Major automakers from Ford to Toyota are cutting their production outlooks due to chip shortage and supply chain disruptions caused by COVID-19 pandemic. These setbacks not only result in price increases for new cars but also price surge of up to 40% for used vehicles.
Toyota and Honda like other auto producers are trimming their output because they cannot find enough semiconductors amid COVID-19 related supply chain disruptions and competition for the key component from other industries, such as electronics and robotics, Reuters reports.
World’s largest automaker Toyota announced on Wednesday that it cut its annual production target for fiscal year 2022 (ends 31 March 2022) by half a million to 8.5 million vehicles.
But the lower production doesn’t mean lower profits. Toyota Motor and Honda Motor were positive about their full-year profit prospects as tight global vehicle supplies allowed Japan's two biggest automakers to charge their customers more.
Toyota didn’t reduce its full-year profit forecast of 2.8 trillion yen ($24.25 billion), while Honda upgraded its operating profit forecast for the year to March 31 by 21% to 800 billion yen.
On Tuesday, Japan's No. 3 automaker Nissan said its third quarter operating profit almost doubled to 52.2 billion yen as it squeezed more profit out of fewer cars.

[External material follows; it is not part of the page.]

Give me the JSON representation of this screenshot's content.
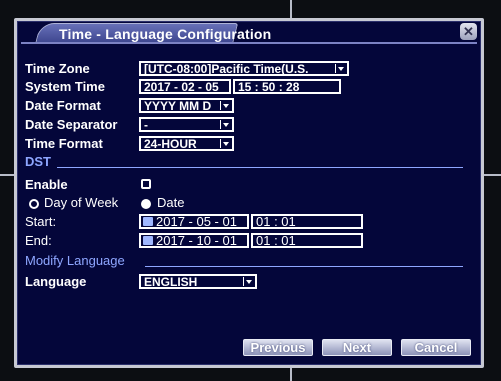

"We don't expect the imbalance in chip supplies to resolve quickly and the course of coronavirus pandemic is unclear," Reuters cites a Toyota official as saying. The official expects the uncertainty to continue into the next year.
One of the largest US automakers Ford Motor announced last week that it plans to suspend or cut production at eight assembly plants in the U.S., Mexico and Canada throughout this week because of microchip supply constraints.
Due to the chip shortage, the world’s second largest automaker Volkswagen fell short of planned production by around 1.15 million vehicles in 2021.
GM has similar challenges. Late last year, the company said it wasn't able to offer certain features on a range of models due to a lack of chips.
The CNET Roadshow in an article published last week said automakers large and small are affected by an acute lack of semiconductors, which are absolutely necessary, even in the most basic cars and trucks. Everything from advanced driver-assistance features to infotainment systems to heated steering wheels are powered by some sort of computer chip, and that's only going to accelerate in future.
According to Sam Fiorani, Vice President of global vehicle forecasting at AutoForecast Solutions, at the beginning of the pandemic, automakers cut their semiconductor orders, anticipating a big downturn in sales. The manufacturers that make chips reallocated that factory space to much more profitable, much more in-demand chips for iPhones and PlayStations and other things.
Now that auto sales are high again, chipmakers can't meet carmaker’s demand because their capacity has been reserved for other segments. And it's not as simple as turning the lights back on and ramping production up again, Fiorani added.
Price Increase of Used Cars
Due to tight new vehicle supplies, the price of used cars in the US increased almost 40% compared to last year, Fox TV news channel reported on Wednesday.
The US is the world’s largest used car market. Other major used car markets such as India and Australia also saw the similar fate.
According to Jeff Schuster, President of the Americas operation and global vehicle forecasting at LMC Automotive, the chip shortage should ease this year, though LMC Automotive projects it will likely take all of 2022 and maybe a portion of 2023 for auto market to start getting back to normal.